Substituent effects on stability, MEP, NBO analysis, and reactivity of 2,2,9,9-tetrahalosilacyclonona-3,5,7-trienylidenes, at density functional theory

Abstract

Cyclonona-3,5,7-trienylidene appears as boat-shaped transition state for having a negative force constant, while its singlet state exhibits less stability than the corresponding triplet state. Succeeding the quest for the largest unsaturated stable carbene-like species, theoretical investigations coupled with suitable isodesmic reactions are used to examine the effects of α,αʹ-tetrahalo groups on the thermodynamic along with kinetic viabilities of nine-membered cyclic silylenes.

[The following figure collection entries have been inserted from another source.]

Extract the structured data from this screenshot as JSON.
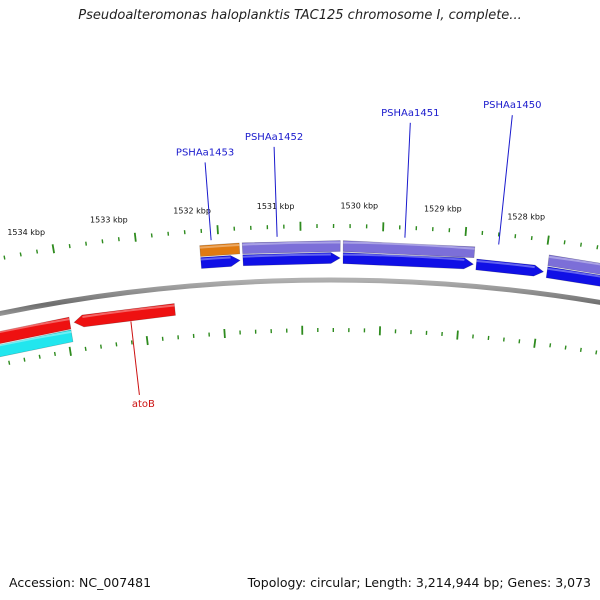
{
  "title": "Pseudoalteromonas haloplanktis TAC125 chromosome I, complete...",
  "footer": {
    "accession": "Accession: NC_007481",
    "summary": "Topology: circular; Length: 3,214,944 bp; Genes: 3,073"
  },
  "colors": {
    "backbone": "#8a8a8a",
    "tick": "#2e8b1e",
    "gene_label_forward": "#1a1acd",
    "gene_label_reverse": "#cc1111",
    "cds_forward": "#1010e6",
    "gene_forward": "#7c6fd8",
    "gene_forward_alt": "#e07a10",
    "gene_reverse": "#ee1111",
    "cds_reverse": "#22e6ee"
  },
  "scale_labels": [
    "1534 kbp",
    "1533 kbp",
    "1532 kbp",
    "1531 kbp",
    "1530 kbp",
    "1529 kbp",
    "1528 kbp"
  ],
  "gene_labels": [
    {
      "text": "PSHAa1453",
      "strand": "forward"
    },
    {
      "text": "PSHAa1452",
      "strand": "forward"
    },
    {
      "text": "PSHAa1451",
      "strand": "forward"
    },
    {
      "text": "PSHAa1450",
      "strand": "forward"
    },
    {
      "text": "atoB",
      "strand": "reverse"
    }
  ]
}
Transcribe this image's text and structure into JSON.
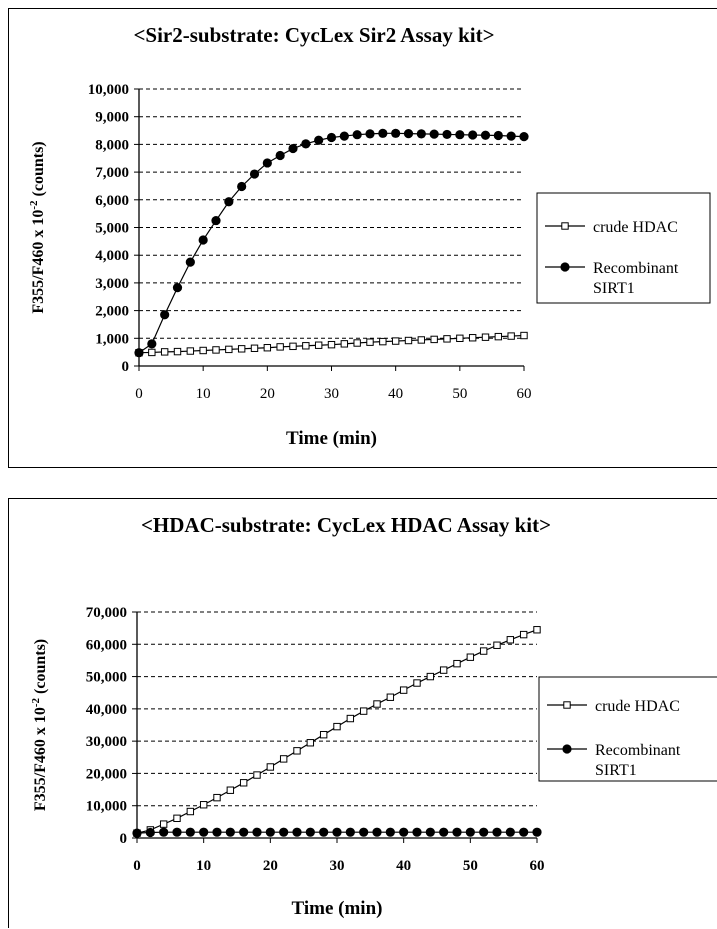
{
  "chart_data": [
    {
      "type": "line",
      "title": "<Sir2-substrate: CycLex Sir2 Assay kit>",
      "xlabel": "Time (min)",
      "ylabel_parts": [
        "F355/F460 x 10",
        "-2",
        " (counts)"
      ],
      "xlim": [
        0,
        60
      ],
      "ylim": [
        0,
        10000
      ],
      "xticks": [
        0,
        10,
        20,
        30,
        40,
        50,
        60
      ],
      "xtick_labels": [
        "0",
        "10",
        "20",
        "30",
        "40",
        "50",
        "60"
      ],
      "yticks": [
        0,
        1000,
        2000,
        3000,
        4000,
        5000,
        6000,
        7000,
        8000,
        9000,
        10000
      ],
      "ytick_labels": [
        "0",
        "1,000",
        "2,000",
        "3,000",
        "4,000",
        "5,000",
        "6,000",
        "7,000",
        "8,000",
        "9,000",
        "10,000"
      ],
      "grid": "horizontal dashed",
      "legend_position": "right",
      "series": [
        {
          "name": "crude HDAC",
          "lines": [
            "crude HDAC"
          ],
          "marker": "open-square",
          "x": [
            0,
            2,
            4,
            6,
            8,
            10,
            12,
            14,
            16,
            18,
            20,
            22,
            24,
            26,
            28,
            30,
            32,
            34,
            36,
            38,
            40,
            42,
            44,
            46,
            48,
            50,
            52,
            54,
            56,
            58,
            60
          ],
          "y": [
            480,
            490,
            510,
            520,
            540,
            560,
            580,
            600,
            620,
            640,
            660,
            690,
            710,
            730,
            750,
            770,
            800,
            830,
            860,
            880,
            900,
            920,
            940,
            960,
            980,
            1000,
            1020,
            1040,
            1060,
            1080,
            1100
          ]
        },
        {
          "name": "Recombinant SIRT1",
          "lines": [
            "Recombinant",
            "SIRT1"
          ],
          "marker": "filled-circle",
          "x": [
            0,
            2,
            4,
            6,
            8,
            10,
            12,
            14,
            16,
            18,
            20,
            22,
            24,
            26,
            28,
            30,
            32,
            34,
            36,
            38,
            40,
            42,
            44,
            46,
            48,
            50,
            52,
            54,
            56,
            58,
            60
          ],
          "y": [
            480,
            800,
            1850,
            2830,
            3750,
            4550,
            5250,
            5930,
            6480,
            6930,
            7330,
            7600,
            7850,
            8020,
            8150,
            8250,
            8300,
            8350,
            8380,
            8400,
            8400,
            8390,
            8380,
            8370,
            8360,
            8350,
            8340,
            8330,
            8320,
            8300,
            8280
          ]
        }
      ]
    },
    {
      "type": "line",
      "title": "<HDAC-substrate: CycLex HDAC Assay kit>",
      "xlabel": "Time (min)",
      "ylabel_parts": [
        "F355/F460 x 10",
        "-2",
        " (counts)"
      ],
      "xlim": [
        0,
        60
      ],
      "ylim": [
        0,
        70000
      ],
      "xticks": [
        0,
        10,
        20,
        30,
        40,
        50,
        60
      ],
      "xtick_labels": [
        "0",
        "10",
        "20",
        "30",
        "40",
        "50",
        "60"
      ],
      "yticks": [
        0,
        10000,
        20000,
        30000,
        40000,
        50000,
        60000,
        70000
      ],
      "ytick_labels": [
        "0",
        "10,000",
        "20,000",
        "30,000",
        "40,000",
        "50,000",
        "60,000",
        "70,000"
      ],
      "grid": "horizontal dashed",
      "legend_position": "right",
      "series": [
        {
          "name": "crude HDAC",
          "lines": [
            "crude HDAC"
          ],
          "marker": "open-square",
          "x": [
            0,
            2,
            4,
            6,
            8,
            10,
            12,
            14,
            16,
            18,
            20,
            22,
            24,
            26,
            28,
            30,
            32,
            34,
            36,
            38,
            40,
            42,
            44,
            46,
            48,
            50,
            52,
            54,
            56,
            58,
            60
          ],
          "y": [
            1500,
            2500,
            4300,
            6100,
            8200,
            10300,
            12500,
            14800,
            17100,
            19500,
            22000,
            24500,
            27000,
            29500,
            32000,
            34500,
            37000,
            39300,
            41500,
            43600,
            45800,
            48000,
            50000,
            52000,
            54000,
            56000,
            57900,
            59700,
            61400,
            63000,
            64500
          ]
        },
        {
          "name": "Recombinant SIRT1",
          "lines": [
            "Recombinant",
            "SIRT1"
          ],
          "marker": "filled-circle",
          "x": [
            0,
            2,
            4,
            6,
            8,
            10,
            12,
            14,
            16,
            18,
            20,
            22,
            24,
            26,
            28,
            30,
            32,
            34,
            36,
            38,
            40,
            42,
            44,
            46,
            48,
            50,
            52,
            54,
            56,
            58,
            60
          ],
          "y": [
            1500,
            1700,
            1800,
            1800,
            1800,
            1800,
            1800,
            1800,
            1800,
            1800,
            1800,
            1800,
            1800,
            1800,
            1800,
            1800,
            1800,
            1800,
            1800,
            1800,
            1800,
            1800,
            1800,
            1800,
            1800,
            1800,
            1800,
            1800,
            1800,
            1800,
            1800
          ]
        }
      ]
    }
  ]
}
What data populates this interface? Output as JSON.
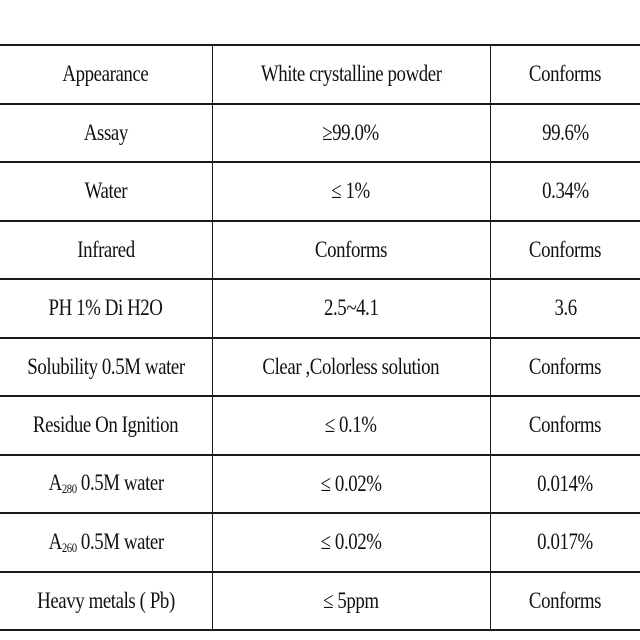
{
  "table": {
    "rows": [
      {
        "item": "Appearance",
        "spec": "White crystalline powder",
        "result": "Conforms"
      },
      {
        "item": "Assay",
        "spec": "≥99.0%",
        "result": "99.6%"
      },
      {
        "item": "Water",
        "spec": "≤ 1%",
        "result": "0.34%"
      },
      {
        "item": "Infrared",
        "spec": "Conforms",
        "result": "Conforms"
      },
      {
        "item": "PH 1% Di H2O",
        "spec": "2.5~4.1",
        "result": "3.6"
      },
      {
        "item": "Solubility 0.5M water",
        "spec": "Clear ,Colorless solution",
        "result": "Conforms"
      },
      {
        "item": "Residue On Ignition",
        "spec": "≤ 0.1%",
        "result": "Conforms"
      },
      {
        "item_prefix": "A",
        "item_sub": "280",
        "item_suffix": " 0.5M water",
        "spec": "≤ 0.02%",
        "result": "0.014%"
      },
      {
        "item_prefix": "A",
        "item_sub": "260",
        "item_suffix": " 0.5M water",
        "spec": "≤ 0.02%",
        "result": "0.017%"
      },
      {
        "item": "Heavy metals ( Pb)",
        "spec": "≤ 5ppm",
        "result": "Conforms"
      }
    ]
  }
}
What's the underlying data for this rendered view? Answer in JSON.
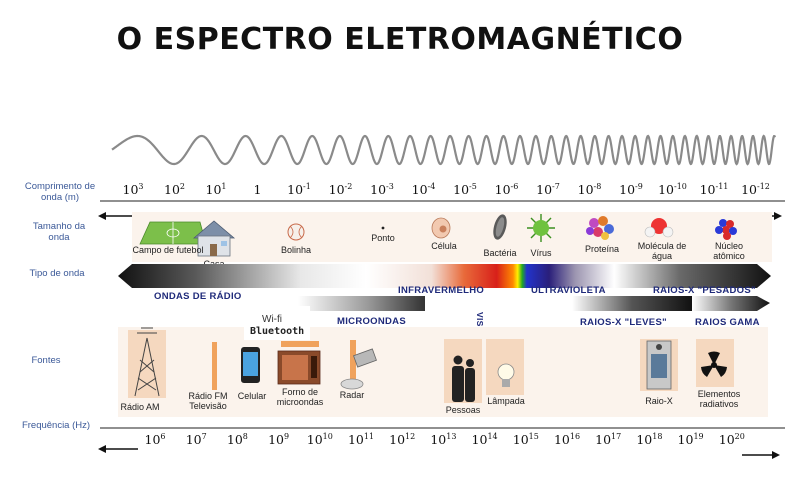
{
  "title": "O ESPECTRO ELETROMAGNÉTICO",
  "row_labels": {
    "wavelength": "Comprimento de onda (m)",
    "size": "Tamanho da onda",
    "wave_type": "Tipo de onda",
    "sources": "Fontes",
    "frequency": "Frequência (Hz)"
  },
  "wavelength_ticks": [
    {
      "base": "10",
      "exp": "3"
    },
    {
      "base": "10",
      "exp": "2"
    },
    {
      "base": "10",
      "exp": "1"
    },
    {
      "base": "1",
      "exp": ""
    },
    {
      "base": "10",
      "exp": "-1"
    },
    {
      "base": "10",
      "exp": "-2"
    },
    {
      "base": "10",
      "exp": "-3"
    },
    {
      "base": "10",
      "exp": "-4"
    },
    {
      "base": "10",
      "exp": "-5"
    },
    {
      "base": "10",
      "exp": "-6"
    },
    {
      "base": "10",
      "exp": "-7"
    },
    {
      "base": "10",
      "exp": "-8"
    },
    {
      "base": "10",
      "exp": "-9"
    },
    {
      "base": "10",
      "exp": "-10"
    },
    {
      "base": "10",
      "exp": "-11"
    },
    {
      "base": "10",
      "exp": "-12"
    }
  ],
  "size_items": [
    {
      "label": "Campo de futebol",
      "icon": "football-field-icon"
    },
    {
      "label": "Casa",
      "icon": "house-icon"
    },
    {
      "label": "Bolinha",
      "icon": "ball-icon"
    },
    {
      "label": "Ponto",
      "icon": "dot-icon"
    },
    {
      "label": "Célula",
      "icon": "cell-icon"
    },
    {
      "label": "Bactéria",
      "icon": "bacteria-icon"
    },
    {
      "label": "Vírus",
      "icon": "virus-icon"
    },
    {
      "label": "Proteína",
      "icon": "protein-icon"
    },
    {
      "label": "Molécula de água",
      "icon": "water-molecule-icon"
    },
    {
      "label": "Núcleo atômico",
      "icon": "atomic-nucleus-icon"
    }
  ],
  "wave_types": {
    "radio": "ONDAS DE RÁDIO",
    "infrared": "INFRAVERMELHO",
    "ultraviolet": "ULTRAVIOLETA",
    "xray_heavy": "RAIOS-X \"PESADOS\"",
    "microwaves": "MICROONDAS",
    "visible": "VISÍVEL",
    "xray_light": "RAIOS-X \"LEVES\"",
    "gamma": "RAIOS GAMA"
  },
  "wifi": {
    "line1": "Wi-fi",
    "line2": "Bluetooth"
  },
  "sources": [
    {
      "label": "Rádio AM",
      "icon": "radio-tower-icon"
    },
    {
      "label": "Rádio FM Televisão",
      "icon": "fm-tv-bar-icon"
    },
    {
      "label": "Celular",
      "icon": "cellphone-icon"
    },
    {
      "label": "Forno de microondas",
      "icon": "microwave-oven-icon"
    },
    {
      "label": "Radar",
      "icon": "radar-icon"
    },
    {
      "label": "Pessoas",
      "icon": "people-icon"
    },
    {
      "label": "Lâmpada",
      "icon": "lightbulb-icon"
    },
    {
      "label": "Raio-X",
      "icon": "xray-machine-icon"
    },
    {
      "label": "Elementos radiativos",
      "icon": "radiation-icon"
    }
  ],
  "frequency_ticks": [
    {
      "base": "10",
      "exp": "6"
    },
    {
      "base": "10",
      "exp": "7"
    },
    {
      "base": "10",
      "exp": "8"
    },
    {
      "base": "10",
      "exp": "9"
    },
    {
      "base": "10",
      "exp": "10"
    },
    {
      "base": "10",
      "exp": "11"
    },
    {
      "base": "10",
      "exp": "12"
    },
    {
      "base": "10",
      "exp": "13"
    },
    {
      "base": "10",
      "exp": "14"
    },
    {
      "base": "10",
      "exp": "15"
    },
    {
      "base": "10",
      "exp": "16"
    },
    {
      "base": "10",
      "exp": "17"
    },
    {
      "base": "10",
      "exp": "18"
    },
    {
      "base": "10",
      "exp": "19"
    },
    {
      "base": "10",
      "exp": "20"
    }
  ]
}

All the singlet and triplet silylenes appear as boat-shaped minima for having positive force constants on their potential energy surfaces and singlet states emerge as ground state, exhibiting more stability than their corresponding triplet states. The order of stability estimated by singlet (S)–triplet (T) energy separation (ΔES–T = ET − ES) emerges as α,αʹ-tetrahydrocarbene < α,αʹ-tetrahydrosilylene < α,αʹ-tetrafluorosilylene < α,αʹ-tetraiodosilylene < α,αʹ-tetrachlorosilylene < α,αʹ-tetrabromosilylene. This research specifies band gap (ΔEHOMO–LUMO) of scrutinized silylenes with this order. Hence, singlet 2,2,9,9-tetrabromosilacyclonona-3,5,7-trienylidene exists as the most stable species. From both thermodynamic and kinetic points of view, this species is more stable than synthesized silylene by Kira. It shows the highest heat of dehydrogenation through isodesmic reaction. The NBO analysis provides significant evidences for the stability of it through positive hyperconjugation, negative hyperconjugation, as well as mesomeric effects.